Moroccan King’s Visit to Historic Jewish Center Hailed by Community Leaders as Symbol of Diversity
The king of Morocco this week visited a center dedicated to the heritage of Moroccan Jews where he received a blessing from the chief rabbi of Casablanca.
King Mohammed VI traveled on Wednesday to the coastal city of Essaouira, where the Jewish Bayt Dakira (House of Memory) is located.
Dating back to the 19th century, the recently-refurbished museum and house of worship commemorates the role of Judaism in Morocco’s national heritage. Bayt Dakira is home to the Slat Attia synagogue as well as a research institute focused on the relationship between Judaism and Islam.

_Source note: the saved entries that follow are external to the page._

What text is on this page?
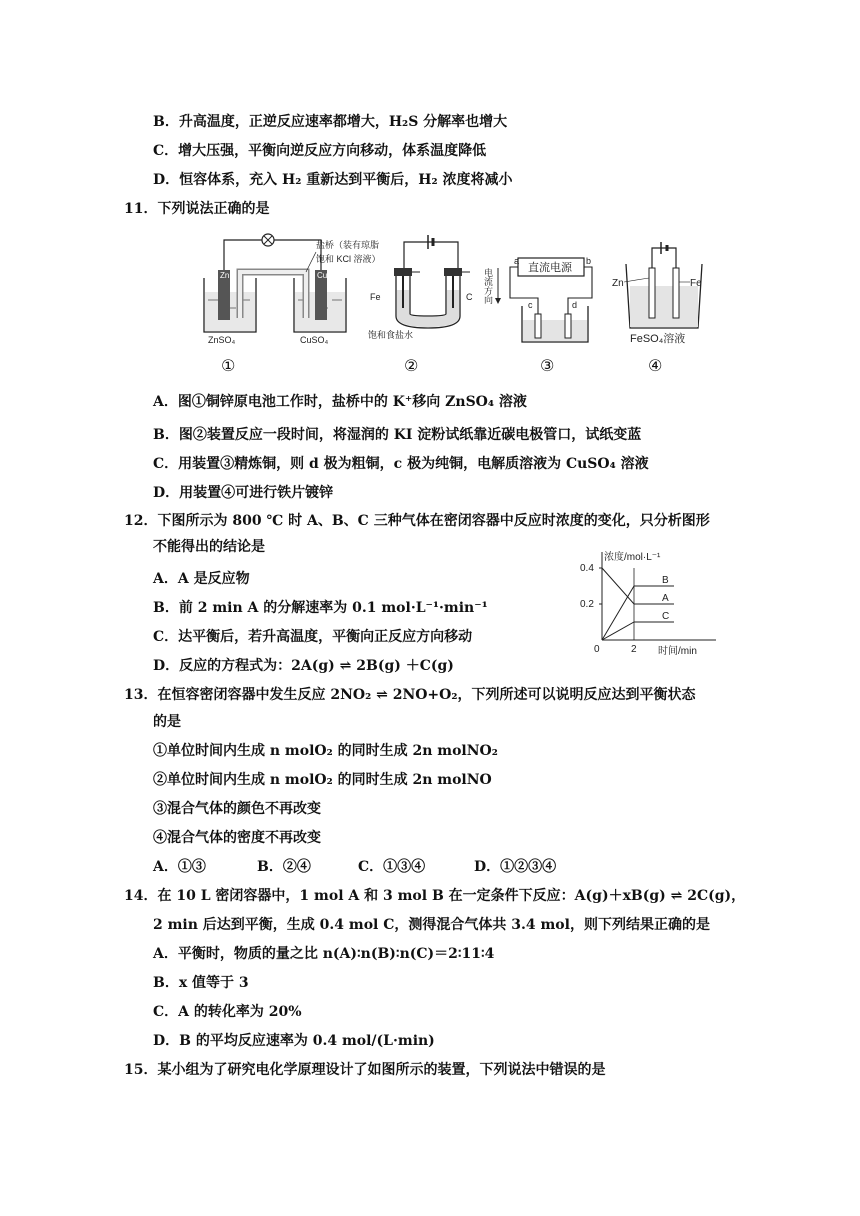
B．升高温度，正逆反应速率都增大，H₂S 分解率也增大
C．增大压强，平衡向逆反应方向移动，体系温度降低
D．恒容体系，充入 H₂ 重新达到平衡后，H₂ 浓度将减小
11．下列说法正确的是
Zn	Cu
盐桥（装有琼脂
饱和 KCl 溶液）
ZnSO₄	CuSO₄
Fe	C
饱和食盐水
直流电源
a	b
c	d
电流方向	Zn	Fe
FeSO₄溶液
①	②	③	④
A．图①铜锌原电池工作时，盐桥中的 K⁺移向 ZnSO₄ 溶液
B．图②装置反应一段时间，将湿润的 KI 淀粉试纸靠近碳电极管口，试纸变蓝
C．用装置③精炼铜，则 d 极为粗铜，c 极为纯铜，电解质溶液为 CuSO₄ 溶液
D．用装置④可进行铁片镀锌
12．下图所示为 800 ℃ 时 A、B、C 三种气体在密闭容器中反应时浓度的变化，只分析图形
不能得出的结论是
A．A 是反应物
B．前 2 min A 的分解速率为 0.1 mol·L⁻¹·min⁻¹
C．达平衡后，若升高温度，平衡向正反应方向移动
D．反应的方程式为：2A(g) ⇌ 2B(g) ＋C(g)
浓度/mol·L⁻¹
时间/min
0.2
0.4
0	2
B
A
C
13．在恒容密闭容器中发生反应 2NO₂ ⇌ 2NO+O₂，下列所述可以说明反应达到平衡状态
的是
①单位时间内生成 n molO₂ 的同时生成 2n molNO₂
②单位时间内生成 n molO₂ 的同时生成 2n molNO
③混合气体的颜色不再改变
④混合气体的密度不再改变
A．①③	B．②④	C．①③④	D．①②③④
14．在 10 L 密闭容器中，1 mol A 和 3 mol B 在一定条件下反应：A(g)＋xB(g) ⇌ 2C(g)，
2 min 后达到平衡，生成 0.4 mol C，测得混合气体共 3.4 mol，则下列结果正确的是
A．平衡时，物质的量之比 n(A)∶n(B)∶n(C)＝2∶11∶4
B．x 值等于 3
C．A 的转化率为 20%
D．B 的平均反应速率为 0.4 mol/(L·min)
15．某小组为了研究电化学原理设计了如图所示的装置，下列说法中错误的是
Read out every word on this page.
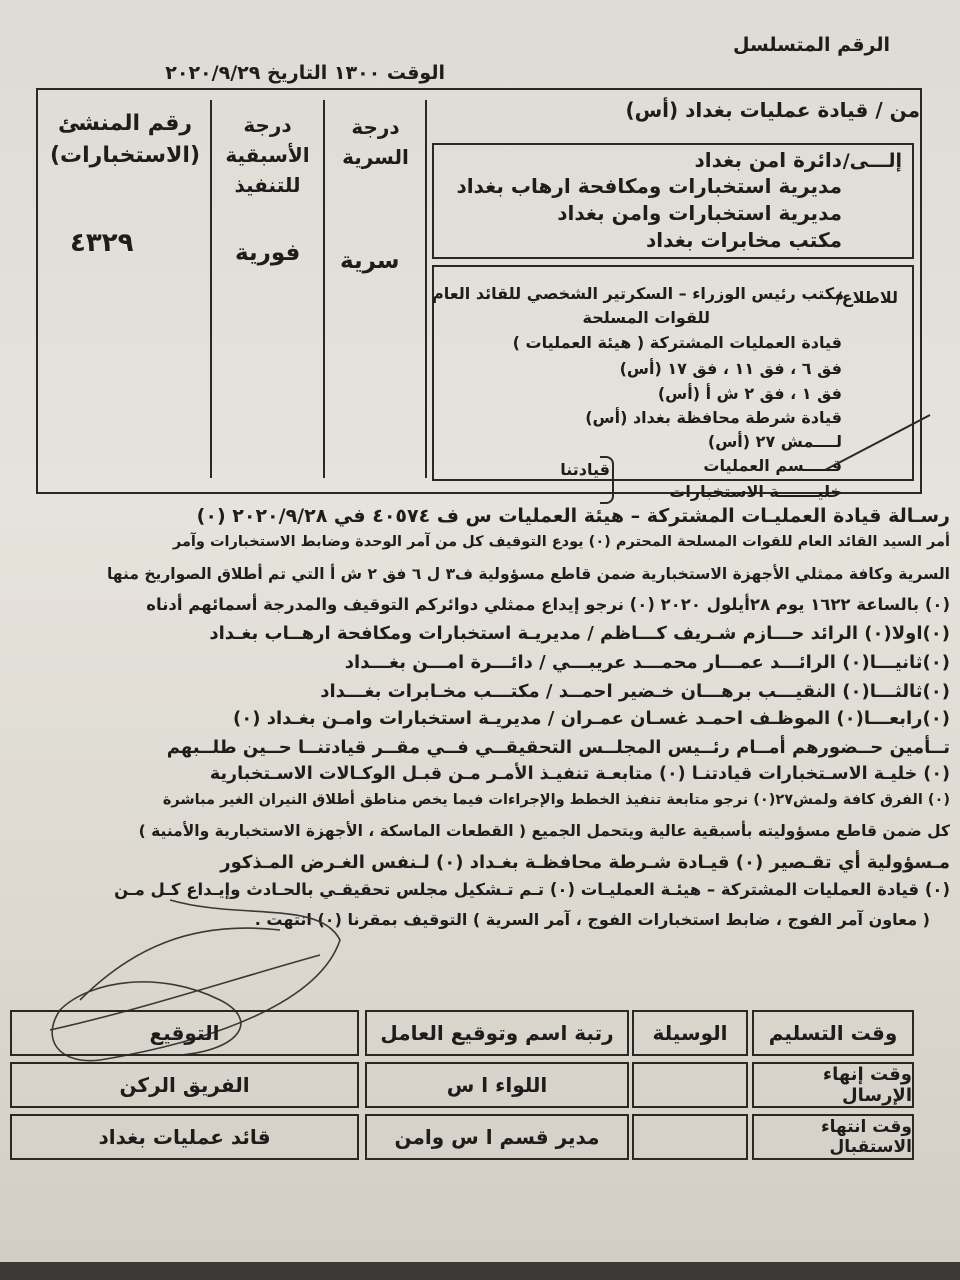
الرقم المتسلسل
الوقت ١٣٠٠ التاريخ ٢٠٢٠/٩/٢٩
من / قيادة عمليات بغداد (أس)
رقم المنشئ (الاستخبارات)
درجة الأسبقية للتنفيذ
درجة السرية
٤٣٢٩	فورية سرية
إلـــى/
دائرة امن بغداد
مديرية استخبارات ومكافحة ارهاب بغداد
مديرية استخبارات وامن بغداد
مكتب مخابرات بغداد
للاطلاع/
مكتب رئيس الوزراء – السكرتير الشخصي للقائد العام
للقوات المسلحة
قيادة العمليات المشتركة ( هيئة العمليات )
فق ٦ ، فق ١١ ، فق ١٧ (أس)
فق ١ ، فق ٢ ش أ (أس)
قيادة شرطة محافظة بغداد (أس)
لــــمش ٢٧ (أس)
قـــــسم العمليات
خليـــــــة الاستخبارات
قيادتنا
رسـالة قيادة العمليـات المشتركة – هيئة العمليات س ف ٤٠٥٧٤ في ٢٠٢٠/٩/٢٨ (٠)
أمر السيد القائد العام للقوات المسلحة المحترم (٠) يودع التوقيف كل من آمر الوحدة وضابط الاستخبارات وآمر
السرية وكافة ممثلي الأجهزة الاستخبارية ضمن قاطع مسؤولية ف٣ ل ٦ فق ٢ ش أ التي تم أطلاق الصواريخ منها
(٠) بالساعة ١٦٢٢ يوم ٢٨أيلول ٢٠٢٠ (٠) نرجو إيداع ممثلي دوائركم التوقيف والمدرجة أسمائهم أدناه
(٠)اولا(٠) الرائد حـــازم شـريف كـــاظم / مديريـة استخبارات ومكافحة ارهــاب بغـداد
(٠)ثانيـــا(٠) الرائـــد عمـــار محمـــد عريبـــي / دائـــرة امـــن بغـــداد
(٠)ثالثـــا(٠) النقيـــب برهـــان خـضير احمــد / مكتـــب مخـابرات بغـــداد
(٠)رابعـــا(٠) الموظـف احمـد غسـان عمـران / مديريـة استخبارات وامـن بغـداد (٠)
تــأمين حــضورهم أمــام رئــيس المجلــس التحقيقــي فــي مقــر قيادتنــا حــين طلــبهم
(٠) خليـة الاسـتخبارات قيادتنـا (٠) متابعـة تنفيـذ الأمـر مـن قبـل الوكـالات الاسـتخبارية
(٠) الفرق كافة ولمش٢٧(٠) نرجو متابعة تنفيذ الخطط والإجراءات فيما يخص مناطق أطلاق النيران الغير مباشرة
كل ضمن قاطع مسؤوليته بأسبقية عالية ويتحمل الجميع ( القطعات الماسكة ، الأجهزة الاستخبارية والأمنية )
مـسؤولية أي تقـصير (٠) قيـادة شـرطة محافظـة بغـداد (٠) لـنفس الغـرض المـذكور
(٠) قيادة العمليات المشتركة – هيئـة العمليـات (٠) تـم تـشكيل مجلس تحقيقـي بالحـادث وإيـداع كـل مـن
( معاون آمر الفوج ، ضابط استخبارات الفوج ، آمر السرية ) التوقيف بمقرنا (٠) انتهت .
وقت التسليم
الوسيلة
رتبة اسم وتوقيع العامل
التوقيع
وقت إنهاء الإرسال
اللواء ا س
الفريق الركن
وقت انتهاء الاستقبال
مدير قسم ا س وامن
قائد عمليات بغداد
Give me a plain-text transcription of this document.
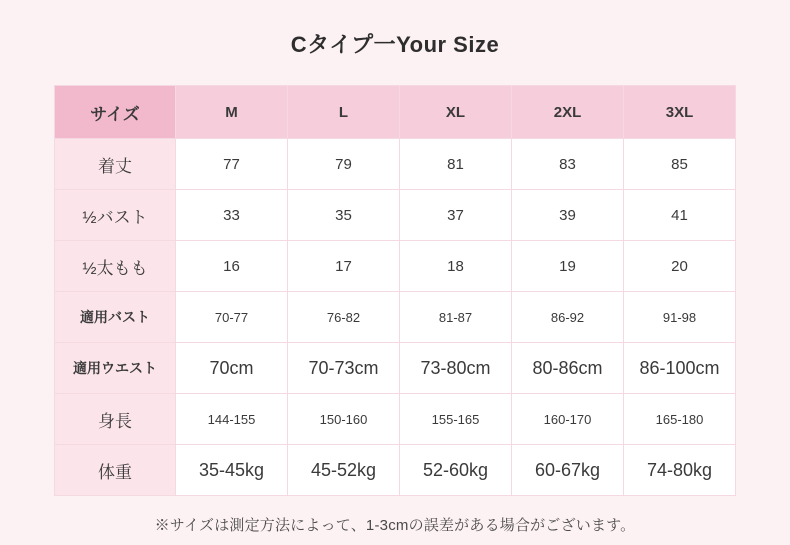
Cタイプ一Your Size
サイズ	M	L	XL	2XL	3XL
着丈	77	79	81	83	85
½バスト	33	35	37	39	41
½太もも	16	17	18	19	20
適用バスト	70-77	76-82	81-87	86-92	91-98
適用ウエスト	70cm	70-73cm	73-80cm	80-86cm	86-100cm
身長	144-155	150-160	155-165	160-170	165-180
体重	35-45kg	45-52kg	52-60kg	60-67kg	74-80kg
※サイズは測定方法によって、1-3cmの誤差がある場合がございます。
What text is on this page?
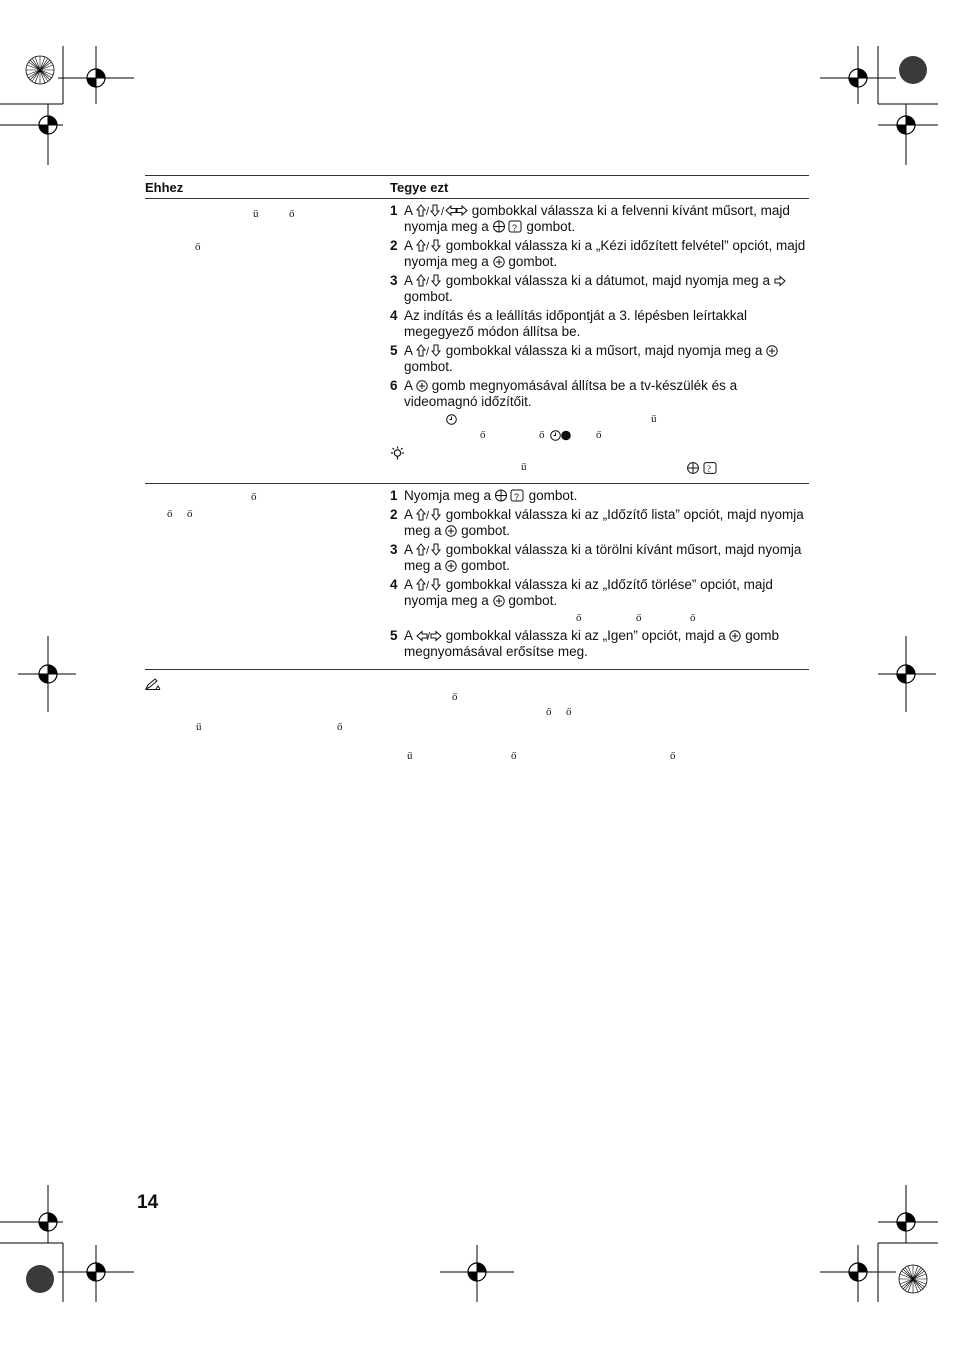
Ehhez	Tegye ezt
ü	ő
ő
1 A / / gombokkal válassza ki a felvenni kívánt műsort, majd nyomja meg a	? gombot.
2 A / gombokkal válassza ki a „Kézi időzített felvétel” opciót, majd nyomja meg a gombot.
3 A / gombokkal válassza ki a dátumot, majd nyomja meg a  gombot.
4 Az indítás és a leállítás időpontját a 3. lépésben leírtakkal megegyező módon állítsa be.
5 A / gombokkal válassza ki a műsort, majd nyomja meg a  gombot.
6 A gomb megnyomásával állítsa be a tv-készülék és a videomagnó időzítőit.
ű
ő	ő	ő
ű	?
ő
ő ő
1 Nyomja meg a	? gombot.
2 A / gombokkal válassza ki az „Időzítő lista” opciót, majd nyomja meg a gombot.
3 A / gombokkal válassza ki a törölni kívánt műsort, majd nyomja meg a gombot.
4 A / gombokkal válassza ki az „Időzítő törlése” opciót, majd nyomja meg a gombot.
ő	ő	ő
5 A / gombokkal válassza ki az „Igen” opciót, majd a gomb megnyomásával erősítse meg.
ő
ő ő
ű	ő
ű	ő	ő
14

Among the Jewish dignitaries who met with the king were Andre Azoulay, a long-time adviser to the Moroccan royal family, along with David Pinto, chief rabbi of Morocco, and Joseph Israel, the chief rabbi of Casablanca, who recited the blessing for the monarch.
Azoulay presented the king with both a Torah and a Qu’ran. He told the gathering that the King Mohamed’s visit was a symbol of “our secular and millenary Morocco that has been able to protect the very great diversity, which is the central wealth of our country.”
Other guests at the event included the French-Jewish comedian Gad El Maleh, the secretary general of the Jewish community in Morocco, Serge Berdugo, and the executive director of the New York-based American Sephardi Federation (ASF), Jason Guberman.